Friday, November 04, 2011

Someday I Will Beat Comic Jesus and His Coffee Gang

The Unappreciated Stepchild of Coffee with Jesus

The disgruntled creator of "Saturated Street Scenes" is jealous of the success of "Coffee with Jesus."


It's not laugh out loud funny, but I'm sure it's actually much harder to create the Saturated Street Scenes that are featured at Radio Free Babylon than it is to make Carl, Lisa, Ann and Kevin have a four-panel discussion with Jesus. That stuff is child's play. I'm making art. I travel the world for the perfect image while the jokesters sit in their studio and get all the glory. I will take you through the grueling process.

Sometimes I start by simply dropping that little, yellow Google maps man onto a roadside and seeing if there's anything interesting to look at. It never happens on the first drop. If I find that I've landed in an area that was photographed in the early days of Google Street Views, back when the cameras were crappy and every part of the world looks like a grainy, hazy horrible day, then I back out and find someplace new, someplace where the Google Car was fitted with that nice high-def camera that makes you feel like you're there. Still, I end up dragging that man up and down the streets, turning and looking, hoping to see something interesting. Sometimes the name of a place will grab me and I say, "I wonder what's there." I was looking for a Vermont scene one Sunday when I saw a place in Quebec called "Magog." Up and down the streets of Magog I traveled on what appeared to be a beautiful weekend where flower baskets hung from the lampposts and window shoppers walked the sidewalks, beer gardens were filled with happy patrons and all the world was a sunny day. Nothing stood out, so I took a side street and found the part of town that didn't cater to tourists. Sitting on the steps of a beat down old corner store were two girls and what appeared to be their father and perhaps a grandmother. They stared at the Google Car in the late afternoon of summer, frozen in time.
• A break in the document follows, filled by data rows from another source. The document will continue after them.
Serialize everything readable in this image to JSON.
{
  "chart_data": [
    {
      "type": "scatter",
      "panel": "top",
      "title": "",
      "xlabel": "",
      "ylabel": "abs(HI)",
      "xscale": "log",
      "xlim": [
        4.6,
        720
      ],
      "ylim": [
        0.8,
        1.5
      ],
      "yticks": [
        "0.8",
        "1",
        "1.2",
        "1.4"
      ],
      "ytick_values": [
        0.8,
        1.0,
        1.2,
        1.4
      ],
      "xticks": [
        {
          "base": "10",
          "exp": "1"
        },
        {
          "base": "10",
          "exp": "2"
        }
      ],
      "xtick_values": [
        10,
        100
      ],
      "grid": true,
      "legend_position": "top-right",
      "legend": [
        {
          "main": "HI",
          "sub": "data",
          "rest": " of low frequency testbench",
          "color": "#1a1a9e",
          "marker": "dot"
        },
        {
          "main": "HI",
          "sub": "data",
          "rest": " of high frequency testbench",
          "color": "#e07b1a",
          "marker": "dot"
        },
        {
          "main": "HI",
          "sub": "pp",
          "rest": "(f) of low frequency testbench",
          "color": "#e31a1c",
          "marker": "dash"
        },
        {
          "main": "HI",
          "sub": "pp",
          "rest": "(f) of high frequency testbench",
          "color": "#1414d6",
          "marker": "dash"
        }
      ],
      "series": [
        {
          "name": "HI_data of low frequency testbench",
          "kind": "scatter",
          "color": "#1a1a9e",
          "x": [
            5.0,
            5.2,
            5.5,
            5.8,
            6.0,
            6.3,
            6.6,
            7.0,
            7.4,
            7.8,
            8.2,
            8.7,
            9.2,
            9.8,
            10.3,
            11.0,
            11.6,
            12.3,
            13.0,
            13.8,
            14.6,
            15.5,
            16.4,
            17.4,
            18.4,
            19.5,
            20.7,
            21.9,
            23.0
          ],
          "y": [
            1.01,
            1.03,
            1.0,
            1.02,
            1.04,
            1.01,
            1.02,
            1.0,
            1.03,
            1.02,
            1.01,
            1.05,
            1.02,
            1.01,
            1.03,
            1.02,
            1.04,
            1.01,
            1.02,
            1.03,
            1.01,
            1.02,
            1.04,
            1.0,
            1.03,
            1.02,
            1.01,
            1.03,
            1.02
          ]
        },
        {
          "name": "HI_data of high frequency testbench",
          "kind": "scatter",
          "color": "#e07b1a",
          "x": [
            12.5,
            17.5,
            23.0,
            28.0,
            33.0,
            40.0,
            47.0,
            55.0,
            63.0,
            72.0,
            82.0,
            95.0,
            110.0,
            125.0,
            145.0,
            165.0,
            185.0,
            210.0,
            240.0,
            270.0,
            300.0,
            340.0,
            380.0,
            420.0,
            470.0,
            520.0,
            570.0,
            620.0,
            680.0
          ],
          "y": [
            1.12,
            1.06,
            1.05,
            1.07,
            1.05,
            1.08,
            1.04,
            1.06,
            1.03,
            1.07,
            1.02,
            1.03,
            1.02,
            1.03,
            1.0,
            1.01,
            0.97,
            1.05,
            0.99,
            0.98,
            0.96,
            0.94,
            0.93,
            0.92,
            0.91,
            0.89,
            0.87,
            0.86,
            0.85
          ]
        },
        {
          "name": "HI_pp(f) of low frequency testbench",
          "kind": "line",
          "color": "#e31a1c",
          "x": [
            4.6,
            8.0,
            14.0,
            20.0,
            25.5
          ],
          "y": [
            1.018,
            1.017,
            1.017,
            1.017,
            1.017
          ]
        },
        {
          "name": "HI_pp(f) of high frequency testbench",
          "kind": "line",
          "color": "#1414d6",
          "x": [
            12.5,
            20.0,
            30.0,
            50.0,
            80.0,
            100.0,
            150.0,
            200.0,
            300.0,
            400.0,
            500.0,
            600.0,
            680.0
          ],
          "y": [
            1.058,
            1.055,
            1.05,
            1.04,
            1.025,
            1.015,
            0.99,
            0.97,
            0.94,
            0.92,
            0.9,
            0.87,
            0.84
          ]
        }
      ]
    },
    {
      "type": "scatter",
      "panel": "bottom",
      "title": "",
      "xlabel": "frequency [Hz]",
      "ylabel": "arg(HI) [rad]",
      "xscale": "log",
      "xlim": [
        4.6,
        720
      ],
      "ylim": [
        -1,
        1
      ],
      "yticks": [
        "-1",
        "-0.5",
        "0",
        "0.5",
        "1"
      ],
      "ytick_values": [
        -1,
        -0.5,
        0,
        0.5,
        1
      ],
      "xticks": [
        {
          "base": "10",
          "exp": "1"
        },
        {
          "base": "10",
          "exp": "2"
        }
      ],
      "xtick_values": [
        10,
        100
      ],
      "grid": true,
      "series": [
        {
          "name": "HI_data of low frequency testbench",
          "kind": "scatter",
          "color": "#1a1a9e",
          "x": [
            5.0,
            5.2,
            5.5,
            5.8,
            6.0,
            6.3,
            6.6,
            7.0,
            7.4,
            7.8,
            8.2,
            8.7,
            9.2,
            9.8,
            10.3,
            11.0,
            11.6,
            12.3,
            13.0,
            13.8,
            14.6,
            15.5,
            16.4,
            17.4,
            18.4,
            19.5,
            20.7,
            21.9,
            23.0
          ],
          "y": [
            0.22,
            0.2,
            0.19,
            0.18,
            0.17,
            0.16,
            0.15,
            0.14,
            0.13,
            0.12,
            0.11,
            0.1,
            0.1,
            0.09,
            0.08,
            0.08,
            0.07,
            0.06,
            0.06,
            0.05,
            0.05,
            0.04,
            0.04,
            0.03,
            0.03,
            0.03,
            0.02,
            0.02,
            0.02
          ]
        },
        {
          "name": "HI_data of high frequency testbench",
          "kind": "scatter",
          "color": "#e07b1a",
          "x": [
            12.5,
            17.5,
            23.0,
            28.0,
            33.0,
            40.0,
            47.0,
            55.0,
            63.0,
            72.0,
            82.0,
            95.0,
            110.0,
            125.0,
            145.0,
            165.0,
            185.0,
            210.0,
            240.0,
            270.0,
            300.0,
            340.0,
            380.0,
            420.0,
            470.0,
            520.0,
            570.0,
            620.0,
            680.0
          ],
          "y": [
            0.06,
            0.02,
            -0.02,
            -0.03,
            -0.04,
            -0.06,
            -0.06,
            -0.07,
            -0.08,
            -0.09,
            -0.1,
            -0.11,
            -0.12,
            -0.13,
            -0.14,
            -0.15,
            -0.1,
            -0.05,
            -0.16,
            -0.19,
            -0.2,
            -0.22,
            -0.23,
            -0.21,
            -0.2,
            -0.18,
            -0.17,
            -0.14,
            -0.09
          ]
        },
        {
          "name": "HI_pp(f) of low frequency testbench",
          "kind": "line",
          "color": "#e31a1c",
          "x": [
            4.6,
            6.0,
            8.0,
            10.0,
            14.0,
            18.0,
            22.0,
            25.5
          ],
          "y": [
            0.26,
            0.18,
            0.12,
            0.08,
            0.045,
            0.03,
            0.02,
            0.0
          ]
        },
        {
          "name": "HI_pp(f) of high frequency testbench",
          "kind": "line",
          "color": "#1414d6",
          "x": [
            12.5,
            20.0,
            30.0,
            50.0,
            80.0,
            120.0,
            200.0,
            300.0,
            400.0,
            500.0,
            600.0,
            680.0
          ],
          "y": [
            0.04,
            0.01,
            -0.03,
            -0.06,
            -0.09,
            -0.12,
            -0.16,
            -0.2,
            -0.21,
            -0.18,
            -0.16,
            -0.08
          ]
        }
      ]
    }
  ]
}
What I'm looking for is human interest, usually, slice of life with a twist, maybe the unexpected or simply the pastoral. Sometimes it's accidentally perfect, such as the shot I found in Queenstown, South Africa, where a uniformed school girl walks down a dirt road past decrepit houses on a sunny day, her head shielded from the glare by a colorful umbrella.
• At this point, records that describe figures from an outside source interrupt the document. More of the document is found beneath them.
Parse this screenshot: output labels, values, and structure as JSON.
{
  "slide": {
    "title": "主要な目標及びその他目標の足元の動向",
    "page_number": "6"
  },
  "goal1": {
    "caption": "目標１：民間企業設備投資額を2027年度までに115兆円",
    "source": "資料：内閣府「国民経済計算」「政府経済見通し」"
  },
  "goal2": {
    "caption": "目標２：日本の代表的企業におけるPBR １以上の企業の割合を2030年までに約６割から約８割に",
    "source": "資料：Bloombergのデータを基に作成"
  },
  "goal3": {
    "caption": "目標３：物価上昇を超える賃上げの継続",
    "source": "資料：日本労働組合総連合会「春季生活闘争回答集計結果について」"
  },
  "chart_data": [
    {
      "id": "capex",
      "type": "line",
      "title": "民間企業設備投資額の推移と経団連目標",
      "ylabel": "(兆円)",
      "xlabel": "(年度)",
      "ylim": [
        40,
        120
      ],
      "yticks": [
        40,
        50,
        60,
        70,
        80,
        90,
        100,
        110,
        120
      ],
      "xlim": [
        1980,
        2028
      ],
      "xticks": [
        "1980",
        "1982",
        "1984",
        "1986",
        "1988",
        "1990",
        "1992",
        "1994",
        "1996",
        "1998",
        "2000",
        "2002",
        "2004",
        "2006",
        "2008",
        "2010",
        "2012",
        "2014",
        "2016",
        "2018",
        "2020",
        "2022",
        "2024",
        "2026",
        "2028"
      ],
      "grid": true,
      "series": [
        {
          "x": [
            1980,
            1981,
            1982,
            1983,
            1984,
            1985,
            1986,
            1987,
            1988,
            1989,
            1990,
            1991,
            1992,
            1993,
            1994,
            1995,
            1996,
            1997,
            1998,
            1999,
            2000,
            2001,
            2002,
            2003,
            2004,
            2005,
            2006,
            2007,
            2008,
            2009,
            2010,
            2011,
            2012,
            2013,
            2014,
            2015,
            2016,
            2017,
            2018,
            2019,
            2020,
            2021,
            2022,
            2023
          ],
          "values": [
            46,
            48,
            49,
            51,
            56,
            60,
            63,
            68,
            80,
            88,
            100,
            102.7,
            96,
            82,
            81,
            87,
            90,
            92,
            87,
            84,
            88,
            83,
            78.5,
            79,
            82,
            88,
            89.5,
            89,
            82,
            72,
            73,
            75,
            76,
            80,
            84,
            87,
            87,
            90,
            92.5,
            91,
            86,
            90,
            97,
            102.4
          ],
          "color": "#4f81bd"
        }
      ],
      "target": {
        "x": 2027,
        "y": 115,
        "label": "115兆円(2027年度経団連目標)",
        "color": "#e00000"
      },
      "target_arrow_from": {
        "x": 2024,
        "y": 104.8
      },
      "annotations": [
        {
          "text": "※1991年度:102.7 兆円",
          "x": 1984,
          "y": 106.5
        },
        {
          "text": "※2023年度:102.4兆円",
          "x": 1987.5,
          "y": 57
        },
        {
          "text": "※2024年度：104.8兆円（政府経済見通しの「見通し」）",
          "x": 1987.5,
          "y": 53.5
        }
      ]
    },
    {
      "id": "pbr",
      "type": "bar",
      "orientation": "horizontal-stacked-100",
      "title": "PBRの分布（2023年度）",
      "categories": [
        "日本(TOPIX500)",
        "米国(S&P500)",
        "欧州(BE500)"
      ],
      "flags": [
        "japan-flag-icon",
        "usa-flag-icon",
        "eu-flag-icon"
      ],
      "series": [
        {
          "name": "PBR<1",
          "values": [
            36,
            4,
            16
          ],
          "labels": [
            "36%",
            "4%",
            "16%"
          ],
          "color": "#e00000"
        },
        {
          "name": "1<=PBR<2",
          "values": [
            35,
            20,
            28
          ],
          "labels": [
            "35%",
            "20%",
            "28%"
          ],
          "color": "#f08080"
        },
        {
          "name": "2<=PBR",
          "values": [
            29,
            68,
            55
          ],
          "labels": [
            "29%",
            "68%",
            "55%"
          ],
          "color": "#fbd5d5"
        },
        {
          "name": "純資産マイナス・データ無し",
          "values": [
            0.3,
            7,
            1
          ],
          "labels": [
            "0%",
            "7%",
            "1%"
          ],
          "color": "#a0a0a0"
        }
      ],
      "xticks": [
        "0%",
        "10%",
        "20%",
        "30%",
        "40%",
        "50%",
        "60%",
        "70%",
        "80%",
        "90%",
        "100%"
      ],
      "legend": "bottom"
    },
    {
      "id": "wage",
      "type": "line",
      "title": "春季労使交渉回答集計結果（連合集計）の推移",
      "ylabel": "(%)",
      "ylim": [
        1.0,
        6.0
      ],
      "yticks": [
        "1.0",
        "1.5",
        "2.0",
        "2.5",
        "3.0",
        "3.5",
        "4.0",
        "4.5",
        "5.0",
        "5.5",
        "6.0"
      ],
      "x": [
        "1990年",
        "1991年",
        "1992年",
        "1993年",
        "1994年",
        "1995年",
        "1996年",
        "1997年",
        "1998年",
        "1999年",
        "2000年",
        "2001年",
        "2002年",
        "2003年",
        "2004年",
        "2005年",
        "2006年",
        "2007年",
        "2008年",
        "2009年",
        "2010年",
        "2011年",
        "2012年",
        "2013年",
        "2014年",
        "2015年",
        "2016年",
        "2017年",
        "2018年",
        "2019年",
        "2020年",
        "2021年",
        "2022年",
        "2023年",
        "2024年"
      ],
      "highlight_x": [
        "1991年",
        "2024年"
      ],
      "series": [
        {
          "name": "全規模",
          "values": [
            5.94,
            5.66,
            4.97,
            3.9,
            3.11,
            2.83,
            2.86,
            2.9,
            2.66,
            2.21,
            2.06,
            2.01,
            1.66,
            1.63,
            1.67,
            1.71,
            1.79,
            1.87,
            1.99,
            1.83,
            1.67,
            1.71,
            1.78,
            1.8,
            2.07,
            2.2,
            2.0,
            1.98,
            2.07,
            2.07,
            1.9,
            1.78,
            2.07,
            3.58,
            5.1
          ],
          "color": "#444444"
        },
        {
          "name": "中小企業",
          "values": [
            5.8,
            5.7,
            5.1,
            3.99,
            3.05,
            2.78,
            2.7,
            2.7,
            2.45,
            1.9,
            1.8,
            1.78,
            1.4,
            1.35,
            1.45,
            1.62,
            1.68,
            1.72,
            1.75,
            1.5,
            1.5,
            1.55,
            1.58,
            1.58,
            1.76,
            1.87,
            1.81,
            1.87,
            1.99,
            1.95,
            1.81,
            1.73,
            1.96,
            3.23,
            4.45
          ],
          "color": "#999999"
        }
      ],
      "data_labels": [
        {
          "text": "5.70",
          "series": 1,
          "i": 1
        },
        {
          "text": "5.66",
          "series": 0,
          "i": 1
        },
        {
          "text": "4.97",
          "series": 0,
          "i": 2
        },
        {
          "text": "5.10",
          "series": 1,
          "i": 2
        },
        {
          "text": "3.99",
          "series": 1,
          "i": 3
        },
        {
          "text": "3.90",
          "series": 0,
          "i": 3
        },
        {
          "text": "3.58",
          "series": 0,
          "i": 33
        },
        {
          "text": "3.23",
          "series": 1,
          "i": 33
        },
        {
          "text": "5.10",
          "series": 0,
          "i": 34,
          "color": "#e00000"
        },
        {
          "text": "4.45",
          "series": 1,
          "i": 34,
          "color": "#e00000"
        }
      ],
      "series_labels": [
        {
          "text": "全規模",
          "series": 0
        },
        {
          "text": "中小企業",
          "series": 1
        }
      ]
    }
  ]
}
Framing the shot is always a challenge as the Google Street Cam usually has fuzzy areas that are way out of focus, or telephone lines mar the perfect scene. I abandoned a beautiful scene in the deep interior of Mexico that I labored over for an hour at least. It featured a bricklayer working on a building as two boys ducked into a neighboring tortilleria, but the distracting crisscrossing telephone lines were unable to be Photoshopped out or cropped away. In the Queenstown shot, the telephone lines work well to frame the scene, but "Tortilleria" had to be scrapped.

Once it's framed, cropped and properly saturated - I want surreal and dreamlike - then it's time to decide if it needs an added feature. Sometimes it's perfect, as in "Schoolgirl," other times the addition of Major Mike Adams is in order, perhaps an entirely different sky, or the stealth bomber in this latest shot from Dublin, Ireland at a place called Glasnevin Cemetery. In this instance, I had a title in mind before ever finding the shot, and I scoured London, Cardiff, Edinburgh and other cities looking for an old cemetery with people in it in order to create an image called "The Living and The Dead." (Click it for the large)
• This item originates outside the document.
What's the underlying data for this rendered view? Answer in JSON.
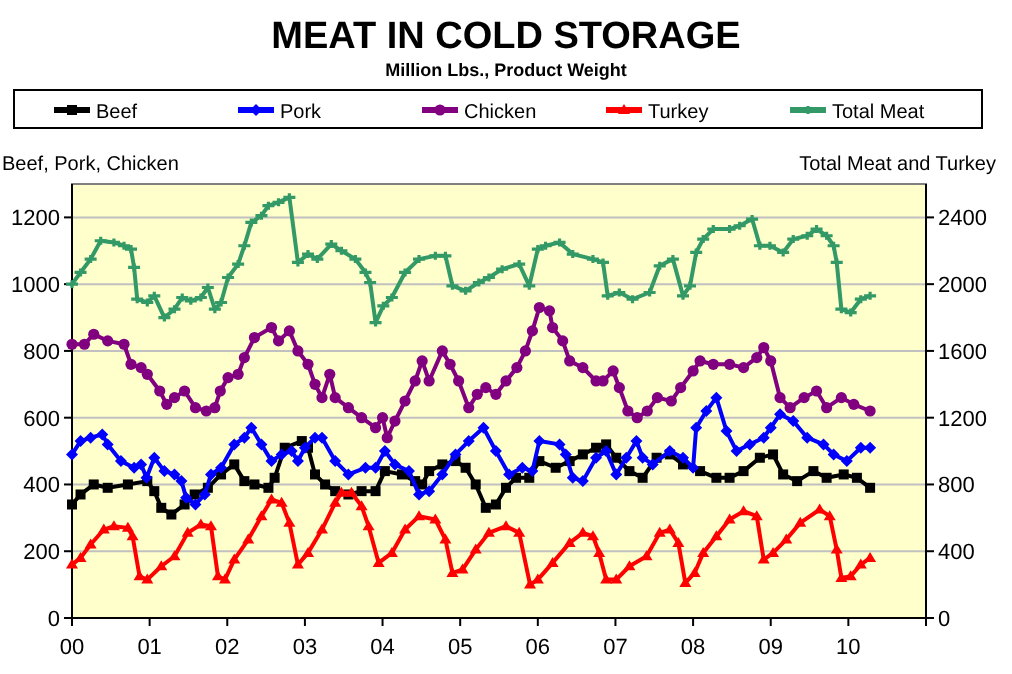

These aren't mildly funny, base, crude or sarcastic. It's funny how these scenes are bypassed on our Facebook page as people flock to the silly clip art comics, giving them the coveted thumbs-up "Like" that passes for praise these days. "Saturated Street Scenes" are intended as art, to be studied, inspected and eventually shown in a Manhattan gallery, the opening of which I will attend, wearing a scarf and a loosely fitting but still devilishly stylish black suit, sipping a mineral water with lime. The Ladies and Gentlemen of the Art World will talk to me in those Manhattan accents and they will ask me questions and we will talk about inspiration and motivation, meaning and philosophy and what can we do to help the Third World from here in Manhattan. Then they will purchase one of the prints, or buy the expensive coffee table book bound in leather and trimmed in gold. We will laugh at the silly "Coffee with Jesus" comics, of course, and admit that "they have their place," but we will know where the real art is. Those comics, we will agree, were a passing fad, while I - they will tell me - I have created lasting beauty. Then my agent will whisper to me, "Your dinner guests are waiting in the private dining room at The St. Regis." 

At dinner, I hope to meet a very powerful attorney who will offer to represent me against the giant and evil Google, the faceless beast that let me have these images for free now trying to sue me for using its copyrighted imagery to make personal profit.